☆、第四十四章 殊途上(二)
马车一路疾驰颠簸,窗外的天色也一点点暗下来。楼舒玄看着渐暗的天色,心中略带担忧地看着车夫,“ 还有多久?”
“ 应当不出半个时辰,” 车夫赶着马,说。
“ 舒玄,还未到么?我有些饿了。” 曲华裳抿了抿嘴角,手不自觉轻压在腹部,看着楼舒玄。
“ 先喝点水,” 楼舒玄递过水壶给曲华裳,说着看向卓画溪,“ 画溪,你可也要?”
卓画溪并未理睬楼舒玄的话语,她目光一直看着车外的景色。胳膊肘感受到一阵弱弱的拉扯,卓画溪低下头,瞥过脸看去。一旁坐着的小男孩嘴角笑着看着卓画溪,撑开的双手中绷着一条红绳。卓画溪看着男孩手中连结成圈的红绳,她问:“你想玩翻花?”
男孩点点头,期待着看着卓画溪。
卓画溪看着男孩手中的绳,双手食指与拇指挑起绳中空隙,“ 我不太会这个。”随着卓画溪手指抽出的时候,花绳渐渐变成另一个形状样式。
“ 线翻花我可是最喜欢的,” 一旁坐着的曲华裳的目光很快便被卓画溪手中的红绳吸引,她起身正要走过去的时候,只听见“ 咚——哐”一声,跟随着声音,马车一个摇晃,停顿了下来。
“ 怎么了?” 扶住了曲华裳的楼舒玄奇怪地掀开车帘,问马夫。
“ 这车轱辘似乎被什么咬住了,” 马夫也是一脸奇怪地蹲下身子,伸着脑袋,看着面前的车轱辘,伸手进去,摸索着,“ 怎么又是这种夹?”摸到了硬物的马夫拨开杂草内的铁夹,“ 这一带可真是多得山野猎户。”说着,马夫动作娴熟地撑开铁夹,“ 不过这个时辰能猎到何物?只怕是归家之时忘记收回的。”
“ 这可能弄好?” 楼舒玄跳下马车,看着已然黄昏的天色,心中难免有些不安。
“ 这铁夹是用来捕兽所用,牢固的很,若非用什么铁棍之类只怕难以撑开呢,” 马夫摇头叹道:“ 究竟是何人,这夹怎能安置于路中,置于路中如何能捕到兽。”

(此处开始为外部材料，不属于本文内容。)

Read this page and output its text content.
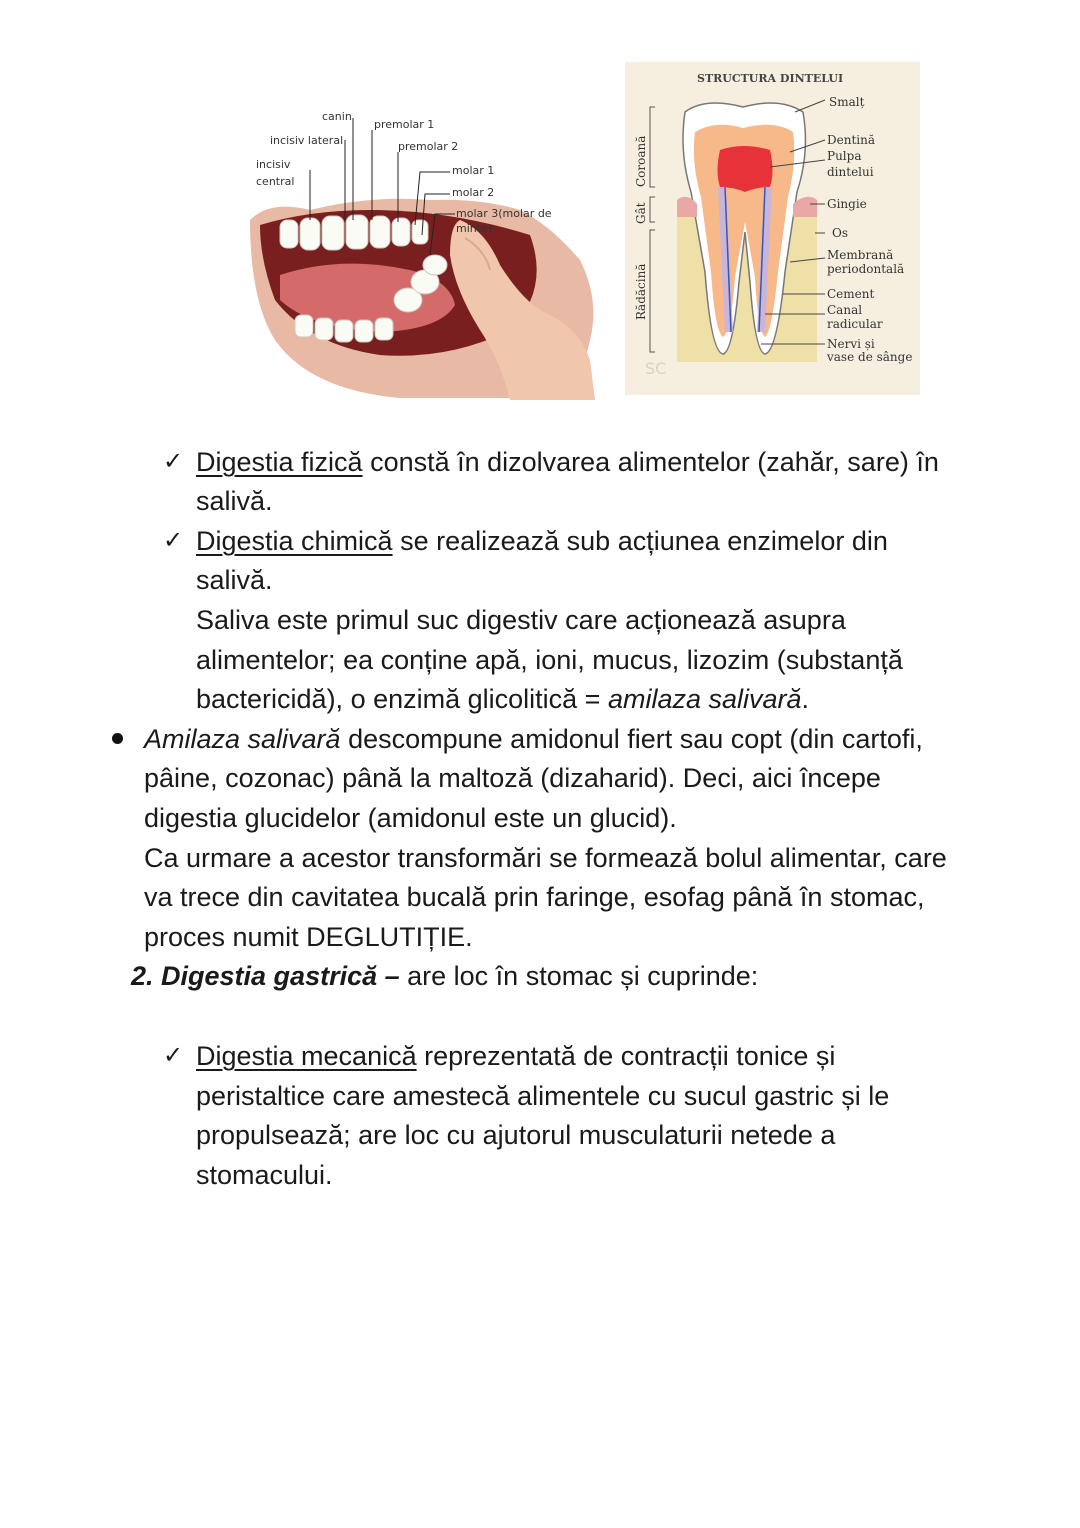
canin
incisiv lateral
incisiv
central
premolar 1
premolar 2
molar 1
molar 2
molar 3(molar de
minte)
STRUCTURA DINTELUI
Coroană
Gât
Rădăcină
Smalț
Dentină
Pulpa
dintelui
Gingie
Os
Membrană
periodontală
Cement
Canal
radicular
Nervi și
vase de sânge
SC
✓ Digestia fizică constă în dizolvarea alimentelor (zahăr, sare) în
salivă.
✓ Digestia chimică se realizează sub acțiunea enzimelor din
salivă.
Saliva este primul suc digestiv care acționează asupra
alimentelor; ea conține apă, ioni, mucus, lizozim (substanță
bactericidă), o enzimă glicolitică = amilaza salivară.
Amilaza salivară descompune amidonul fiert sau copt (din cartofi,
pâine, cozonac) până la maltoză (dizaharid). Deci, aici începe
digestia glucidelor (amidonul este un glucid).
Ca urmare a acestor transformări se formează bolul alimentar, care
va trece din cavitatea bucală prin faringe, esofag până în stomac,
proces numit DEGLUTIȚIE.
2. Digestia gastrică – are loc în stomac și cuprinde:
✓ Digestia mecanică reprezentată de contracții tonice și
peristaltice care amestecă alimentele cu sucul gastric și le
propulsează; are loc cu ajutorul musculaturii netede a
stomacului.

“ 舒玄,怎么了?”车内等候的曲华裳也跳下车,问道:“怎么还不起身?这天都要黑了,若是天黑只怕会有危险。”
楼舒玄拉过曲华裳,安慰性地拍了拍她的肩头,继而问马夫,“那么要如何?若非要我们徒步去?”
“ 这倒不用,” 马夫想了想,看向自己牵引着马车的三匹马,“ 这不还有马么。只不过若是上马,所带之物便不能如此之多了。”马夫说着,动手解开拴着马与车体的绳索。
“ 舒玄,他什么意思?我们不是坐马车么?怎么会要上马?”未弄清究竟发生了何事的卓画溪一头雾水地看着楼舒玄,问:“舒玄,我不想骑马。”
卓画溪也下车,看着面前的几人。
“ 这只能骑马了,剩下的路途也不算远,” 马夫拉过马绳,“ 公子,你们可要快些下决断呐。这天可就要黑了。”
“ 舒玄,我不想要骑马。我所带的也都是心爱之物,不想要丢弃。” 曲华裳依旧摇晃着楼舒玄的衣角,她说得委屈,“ 舒玄。”
“ 若你不愿,大可留在此处。” 看着曲华裳如此任性的模样,卓画溪走到一匹马前,冷言。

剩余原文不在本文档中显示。